Dr. Schnitt presented an example of LCIS involving a lobule that he noted has total loss of E-cadherin expression (Fig. 8). The uninvolved lobule on the right side of the left image shows membrane expression in the epithelial cells. In the image on the right, he pointed out “pagetoid involvement in the duct by LCIS. The LCIS cells are negative. The residual epithelial cells are positive.”

Table1“In contrast, DCIS is typically E-cadherin positive with strong membrane staining for E-cadherin,” Dr. Schnitt said. Whether it’s low-grade cribriform or a high-grade comedo, “DCIS is virtually always E-cadherin positive.” (Fig. 9).

In a separate CAP17 presentation on high-risk breast lesions in core biopsies, Sandra J. Shin, MD, professor and chair, Department of Pathology and Laboratory Medicine, Albany Medical College, reported that she uses E-cadherin all of the time. “It’s very helpful when you are trying to decide between LCIS or DCIS,” she said, “especially when you are thinking it may be DCIS extending into adjacent lobules, and there’s loss of E-cadherin expression indicative of LCIS or ALH [atypical lobular hyperplasia].”

Dr.
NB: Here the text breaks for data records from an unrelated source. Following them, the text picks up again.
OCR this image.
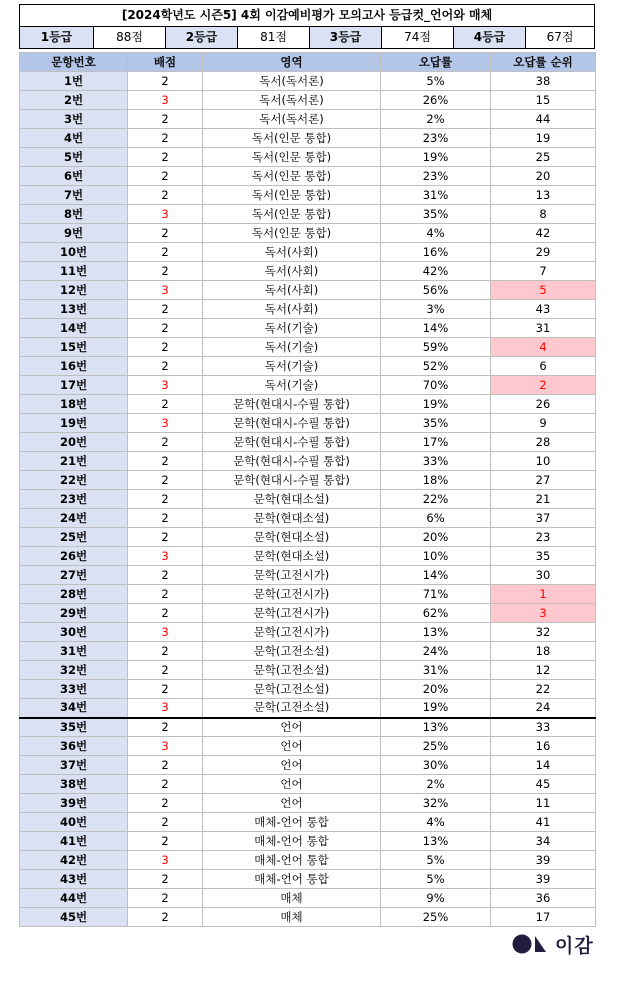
[2024학년도 시즌5] 4회 이감예비평가 모의고사 등급컷_언어와 매체
1등급	88점	2등급	81점	3등급	74점	4등급	67점
문항번호	배점	영역	오답률	오답률 순위
1번	2	독서(독서론)	5%	38
2번	3	독서(독서론)	26%	15
3번	2	독서(독서론)	2%	44
4번	2	독서(인문 통합)	23%	19
5번	2	독서(인문 통합)	19%	25
6번	2	독서(인문 통합)	23%	20
7번	2	독서(인문 통합)	31%	13
8번	3	독서(인문 통합)	35%	8
9번	2	독서(인문 통합)	4%	42
10번	2	독서(사회)	16%	29
11번	2	독서(사회)	42%	7
12번	3	독서(사회)	56%	5
13번	2	독서(사회)	3%	43
14번	2	독서(기술)	14%	31
15번	2	독서(기술)	59%	4
16번	2	독서(기술)	52%	6
17번	3	독서(기술)	70%	2
18번	2	문학(현대시-수필 통합)	19%	26
19번	3	문학(현대시-수필 통합)	35%	9
20번	2	문학(현대시-수필 통합)	17%	28
21번	2	문학(현대시-수필 통합)	33%	10
22번	2	문학(현대시-수필 통합)	18%	27
23번	2	문학(현대소설)	22%	21
24번	2	문학(현대소설)	6%	37
25번	2	문학(현대소설)	20%	23
26번	3	문학(현대소설)	10%	35
27번	2	문학(고전시가)	14%	30
28번	2	문학(고전시가)	71%	1
29번	2	문학(고전시가)	62%	3
30번	3	문학(고전시가)	13%	32
31번	2	문학(고전소설)	24%	18
32번	2	문학(고전소설)	31%	12
33번	2	문학(고전소설)	20%	22
34번	3	문학(고전소설)	19%	24
35번	2	언어	13%	33
36번	3	언어	25%	16
37번	2	언어	30%	14
38번	2	언어	2%	45
39번	2	언어	32%	11
40번	2	매체-언어 통합	4%	41
41번	2	매체-언어 통합	13%	34
42번	3	매체-언어 통합	5%	39
43번	2	매체-언어 통합	5%	39
44번	2	매체	9%	36
45번	2	매체	25%	17
이감
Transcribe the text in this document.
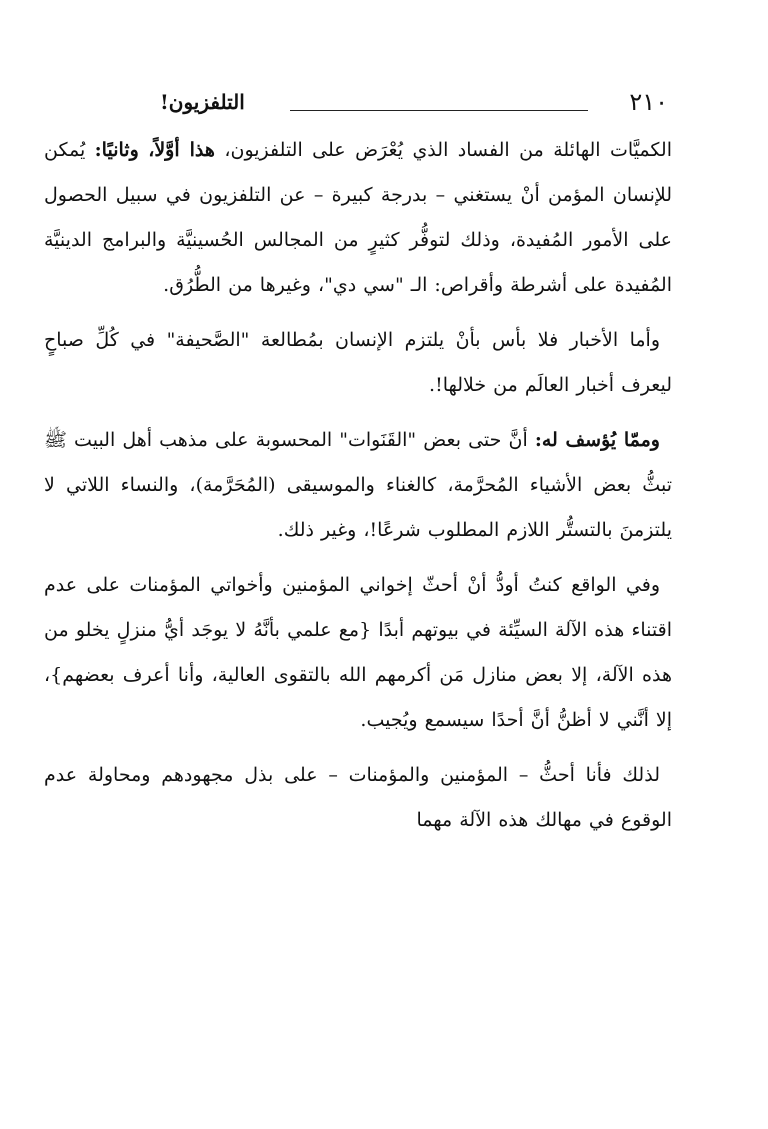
٢١٠
التلفزيون!

الكميَّات الهائلة من الفساد الذي يُعْرَض على التلفزيون، هذا أوَّلاً، وثانيًا: يُمكن للإنسان المؤمن أنْ يستغني – بدرجة كبيرة – عن التلفزيون في سبيل الحصول على الأمور المُفيدة، وذلك لتوفُّر كثيرٍ من المجالس الحُسينيَّة والبرامج الدينيَّة المُفيدة على أشرطة وأقراص: الـ "سي دي"، وغيرها من الطُّرُق.

وأما الأخبار فلا بأس بأنْ يلتزم الإنسان بمُطالعة "الصَّحيفة" في كُلِّ صباحٍ ليعرف أخبار العالَم من خلالها!.

وممّا يُؤسف له: أنَّ حتى بعض "القَنَوات" المحسوبة على مذهب أهل البيت ﷺ تبثُّ بعض الأشياء المُحرَّمة، كالغناء والموسيقى (المُحَرَّمة)، والنساء اللاتي لا يلتزمنَ بالتستُّر اللازم المطلوب شرعًا!، وغير ذلك.

وفي الواقع كنتُ أودُّ أنْ أحثّ إخواني المؤمنين وأخواتي المؤمنات على عدم اقتناء هذه الآلة السيِّئة في بيوتهم أبدًا {مع علمي بأنَّهُ لا يوجَد أيُّ منزلٍ يخلو من هذه الآلة، إلا بعض منازل مَن أكرمهم الله بالتقوى العالية، وأنا أعرف بعضهم}، إلا أنَّني لا أظنُّ أنَّ أحدًا سيسمع ويُجيب.

لذلك فأنا أحثُّ – المؤمنين والمؤمنات – على بذل مجهودهم ومحاولة عدم الوقوع في مهالك هذه الآلة مهما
Schnitt said he thinks it’s probably safe to say that loss of E-cadherin expression by immunohistochemistry is characteristic of LCIS, but the converse is not necessarily true. “That is, the presence of E-cadherin expression does not preclude a diagnosis of LCIS in the context of the appropriate histologic features.”

Fig. 8: LCIS: Loss of E-cadherin expression

Fig. 8: LCIS: Loss of E-cadherin expression

Many pathologists are inclined to look at E-cadherin staining in a binary way, he says. If the lesion is positive, they call it ductal; if it’s negative, the lesion is considered to be lobular. “But we know that you can get aberrant E-cadherin expression in LCIS cells,” he says. “We also know that normal ductal epithelial cells or myoepithelial cells that are admixed with the LCIS cells are E-cadherin positive, and those cells can be misconstrued as the LCIS cells themselves staining for E-cadherin.”

He presented an example of LCIS involving a duct with preexisting usual ductal hyperplasia (UDH) (Fig. 10). “If you do an E-cadherin stain on this, you find that the UDH is positive, the LCIS cells are negative, but if you don’t recognize morphologically that this is UDH, you might say some of the neoplastic cells are E-cadherin positive; therefore, this might be interpreted as DCIS or mixed DCIS and LCIS,” he said.